A common side effect of taking oxycodone is constipation. The pretreated mice, however, had much lower levels of constipation than did their untreated counterparts. Slowed breathing, an often lethal side effect of opioid overdose, was not affected by the use of naltrindole.
Analgesics: Discovering safer painkillers
A new opioid painkiller represents a lower risk for abuse and addiction than do existing drugs. The drug, NKTR-181, developed by Nektar Therapeutics in San Francisco, California, enters the central nervous system slowly and is also slow to activate opioid receptors, which leads researchers to think that it might have a lower potential for abuse.
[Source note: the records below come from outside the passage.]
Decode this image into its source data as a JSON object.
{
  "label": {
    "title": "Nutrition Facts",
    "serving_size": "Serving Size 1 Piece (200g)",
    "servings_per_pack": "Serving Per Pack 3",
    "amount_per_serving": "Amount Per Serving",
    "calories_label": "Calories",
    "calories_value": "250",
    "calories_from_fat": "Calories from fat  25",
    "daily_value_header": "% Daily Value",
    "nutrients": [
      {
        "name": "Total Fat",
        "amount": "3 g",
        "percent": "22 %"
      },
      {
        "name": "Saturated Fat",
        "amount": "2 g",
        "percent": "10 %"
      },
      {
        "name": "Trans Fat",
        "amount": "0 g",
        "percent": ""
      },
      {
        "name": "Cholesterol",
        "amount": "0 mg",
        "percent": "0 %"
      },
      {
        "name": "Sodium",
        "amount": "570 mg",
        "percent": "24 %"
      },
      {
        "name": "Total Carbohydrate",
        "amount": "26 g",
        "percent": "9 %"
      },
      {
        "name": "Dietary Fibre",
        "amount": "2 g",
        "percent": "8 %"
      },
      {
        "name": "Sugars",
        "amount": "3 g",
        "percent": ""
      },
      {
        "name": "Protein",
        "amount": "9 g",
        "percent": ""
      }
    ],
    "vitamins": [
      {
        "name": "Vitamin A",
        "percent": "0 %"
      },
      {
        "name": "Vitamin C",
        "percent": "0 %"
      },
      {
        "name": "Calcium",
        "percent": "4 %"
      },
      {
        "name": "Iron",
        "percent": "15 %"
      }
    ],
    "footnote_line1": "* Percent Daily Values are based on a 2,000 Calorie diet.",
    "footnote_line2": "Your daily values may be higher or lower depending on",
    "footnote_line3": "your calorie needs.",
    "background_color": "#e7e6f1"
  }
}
Conventionally, there has not been a satisfactory way to assess a drug for its abuse potential. But now, Analgesic Solutions, a company in Wayland, Massachusetts, that seeks to improve the design of clinical trials, has developed a system called MADDERS (Misuse, Abuse, and Diversion Drug Event Reporting System). MADDERS creates standardized definitions to help classify drug abuse during clinical trials.
To test the system, Ryan Lanier at Analgesic Solutions and his colleagues applied MADDERS to data from two consecutive clinical trials of NKTR-181 to determine how many ‘negative events’ had been reported.
The team looked at SUMMIT-07, a 12-week double-blind, randomized trial of the drug in people with lower-back pain, and SUMMIT-LTS, a 52-week open-label follow-on study. Of 1,189 participants in the SUMMIT-07 trial, 79 people (6.6%) experienced a total of 86 negative events. In the SUMMIT-LTS trial, 51 of the 683 participants (8%) experienced 59 negative events. The researchers described the number of events as low for this type of trial.
Most of the events that MADDERS identified could be categorized as symptoms of drug withdrawal, unintentional overuse or deliberate overuse to derive a therapeutic benefit. The researchers noted that the overall incidence of withdrawal symptoms for NKTR-181 was low.
Drug development: Dual receptor activation
An opioid drug that targets two types of pain receptor shows strong pain-reduction effects but little potential for causing addiction in monkeys.
Stephen Husbands at the University of Bath, UK, and Mei-Chuan Ko at Wake Forest School of Medicine in Winston-Salem, North Carolina, and their colleagues tested a new analgesic drug called BU10038 in rhesus macaques (Macaca mulatta). The drug has promise as a painkiller because it is a partial activator of the μ-opioid receptor and the nociceptin receptor — both of which seem to play a part in pain reduction.
Monkeys were fitted with catheters that enabled them to self-administer BU10038. The researchers found that the drug delivered potent, long-lasting pain reduction by interacting with both types of receptor. However, it produced none of the behaviour-reinforcing effects that can lead to opioid addiction, even at a dose ten times that needed for treating pain.
The team also gave the drug to monkeys by injecting it into their spinal columns, a common way to provide pain relief for people undergoing surgery. When the potent opioid morphine is used, the procedure causes itching that can continue even after drug administration has been stopped. BU10038 given in this way produced no itching. And repeated administration of the drug, unlike morphine, did not seem to induce physical dependence or tolerance — factors that promote addiction.
BU10038 and other drugs that target both types of receptor might open the door to painkillers that do not lead to addiction, the researchers say.